By Christopher Intagliata
22 November 2016
(Scientific American) – Climate change may be partly to blame for the massive die-off of pine trees in the western U.S. But it works the other way, too: forest die-offs can alter the global climate.
“I like thinking of this as a parallel to something like El Nino.” Abigail Swann, an ecological climatologist at the University of Washington. “We think these are also going to have climate impacts far away from where those forests are dying. So it's going to ricochet in other places around the globe.”
To model those “ricochet” effects, Swann and her colleagues used climate simulations to wipe out forests and replace them with grasslands, in the western U.S., the Amazon, or both. They found that losing forests in one part of the globe does indeed affect climate very far away. “And that could be negative in a lot of places, it could be bad for the ecosystems, but you could come up with scenarios where it makes the conditions a little bit better.” [more]

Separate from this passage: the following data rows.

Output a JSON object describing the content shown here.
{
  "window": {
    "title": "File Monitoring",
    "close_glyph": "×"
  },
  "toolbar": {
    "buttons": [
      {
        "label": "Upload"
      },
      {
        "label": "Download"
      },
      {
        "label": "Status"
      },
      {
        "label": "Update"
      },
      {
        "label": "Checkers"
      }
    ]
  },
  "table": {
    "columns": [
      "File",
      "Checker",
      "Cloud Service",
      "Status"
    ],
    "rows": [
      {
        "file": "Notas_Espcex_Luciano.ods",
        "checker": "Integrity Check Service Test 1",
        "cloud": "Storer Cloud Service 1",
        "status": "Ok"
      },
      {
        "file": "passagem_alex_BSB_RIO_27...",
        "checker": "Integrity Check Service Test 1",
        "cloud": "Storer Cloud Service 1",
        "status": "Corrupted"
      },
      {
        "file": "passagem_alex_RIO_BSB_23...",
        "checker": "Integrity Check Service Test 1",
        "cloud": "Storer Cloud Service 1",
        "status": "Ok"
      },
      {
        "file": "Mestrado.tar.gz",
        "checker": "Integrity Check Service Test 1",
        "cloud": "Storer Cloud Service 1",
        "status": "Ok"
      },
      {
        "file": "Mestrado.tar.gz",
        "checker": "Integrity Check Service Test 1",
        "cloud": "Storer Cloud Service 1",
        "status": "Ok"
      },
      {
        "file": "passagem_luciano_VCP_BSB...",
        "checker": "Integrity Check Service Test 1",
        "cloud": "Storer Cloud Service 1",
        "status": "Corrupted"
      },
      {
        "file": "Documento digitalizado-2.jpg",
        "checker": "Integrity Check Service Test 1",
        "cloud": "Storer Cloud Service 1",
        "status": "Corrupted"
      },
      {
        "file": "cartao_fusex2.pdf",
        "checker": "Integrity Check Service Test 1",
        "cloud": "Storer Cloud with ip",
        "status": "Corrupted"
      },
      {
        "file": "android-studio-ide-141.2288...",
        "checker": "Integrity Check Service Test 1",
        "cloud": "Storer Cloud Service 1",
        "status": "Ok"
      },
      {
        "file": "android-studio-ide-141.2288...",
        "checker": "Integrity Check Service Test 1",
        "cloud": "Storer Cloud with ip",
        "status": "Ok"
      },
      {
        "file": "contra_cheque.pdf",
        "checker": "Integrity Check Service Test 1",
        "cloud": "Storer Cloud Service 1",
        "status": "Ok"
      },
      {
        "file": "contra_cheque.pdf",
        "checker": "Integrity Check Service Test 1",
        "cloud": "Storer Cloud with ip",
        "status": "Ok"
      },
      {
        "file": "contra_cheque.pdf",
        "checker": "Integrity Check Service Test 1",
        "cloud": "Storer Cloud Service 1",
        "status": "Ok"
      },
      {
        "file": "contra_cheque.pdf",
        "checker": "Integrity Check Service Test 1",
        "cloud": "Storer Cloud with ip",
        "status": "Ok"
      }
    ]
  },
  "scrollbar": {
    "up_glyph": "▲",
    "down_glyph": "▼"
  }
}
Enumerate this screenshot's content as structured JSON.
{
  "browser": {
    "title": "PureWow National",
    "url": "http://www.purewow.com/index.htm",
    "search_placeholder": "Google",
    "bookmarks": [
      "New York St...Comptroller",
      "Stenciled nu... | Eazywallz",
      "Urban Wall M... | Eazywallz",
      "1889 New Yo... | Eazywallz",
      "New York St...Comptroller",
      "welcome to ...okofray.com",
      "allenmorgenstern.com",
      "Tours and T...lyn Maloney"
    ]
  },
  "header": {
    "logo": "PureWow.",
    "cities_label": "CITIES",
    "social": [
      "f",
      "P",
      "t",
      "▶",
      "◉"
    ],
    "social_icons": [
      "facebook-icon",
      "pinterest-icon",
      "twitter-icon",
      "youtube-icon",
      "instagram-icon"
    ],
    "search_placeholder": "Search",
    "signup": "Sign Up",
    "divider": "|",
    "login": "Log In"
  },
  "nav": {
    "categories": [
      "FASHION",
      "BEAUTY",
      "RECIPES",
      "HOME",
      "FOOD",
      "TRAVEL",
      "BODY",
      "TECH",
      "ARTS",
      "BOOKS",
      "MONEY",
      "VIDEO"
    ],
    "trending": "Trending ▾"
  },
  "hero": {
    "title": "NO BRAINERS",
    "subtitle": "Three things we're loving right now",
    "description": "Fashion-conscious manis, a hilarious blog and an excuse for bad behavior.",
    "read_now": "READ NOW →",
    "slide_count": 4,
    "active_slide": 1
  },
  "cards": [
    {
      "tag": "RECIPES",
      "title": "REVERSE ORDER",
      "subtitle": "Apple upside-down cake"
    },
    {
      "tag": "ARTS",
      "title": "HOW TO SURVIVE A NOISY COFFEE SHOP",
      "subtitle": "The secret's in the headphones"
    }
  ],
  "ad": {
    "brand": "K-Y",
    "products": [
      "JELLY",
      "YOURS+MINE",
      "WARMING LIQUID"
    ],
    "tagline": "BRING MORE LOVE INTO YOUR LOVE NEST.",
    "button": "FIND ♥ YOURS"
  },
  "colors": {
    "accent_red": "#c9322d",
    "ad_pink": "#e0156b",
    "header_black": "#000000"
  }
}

ABSTRACT: Forest loss in hotspots around the world impacts not only local climate where loss occurs, but also influences climate and vegetation in remote parts of the globe through ecoclimate teleconnections. The magnitude and mechanism of remote impacts likely depends on the location and distribution of forest loss hotspots, but the nature of these dependencies has not been investigated. We use global climate model simulations to estimate the distribution of ecologically-relevant climate changes resulting from forest loss in two hotspot regions: western North America (wNA), which is experiencing accelerated dieoff, and the Amazon basin, which is subject to high rates of deforestation. The remote climatic and ecological net effects of simultaneous forest loss in both regions differed from the combined effects of loss from the two regions simulated separately, as evident in three impacted areas. Eastern South American Gross Primary Productivity (GPP) increased due to changes in seasonal rainfall associated with Amazon forest loss and changes in temperature related to wNA forest loss. Eurasia’s GPP declined with wNA forest loss due to cooling temperatures increasing soil ice volume. Southeastern North American productivity increased with simultaneous forest loss, but declined with only wNA forest loss due to changes in VPD. Our results illustrate the need for a new generation of local-to-global scale analyses to identify potential ecoclimate teleconnections, their underlying mechanisms, and most importantly, their synergistic interactions, to predict the responses to increasing forest loss under future land use change and climate change.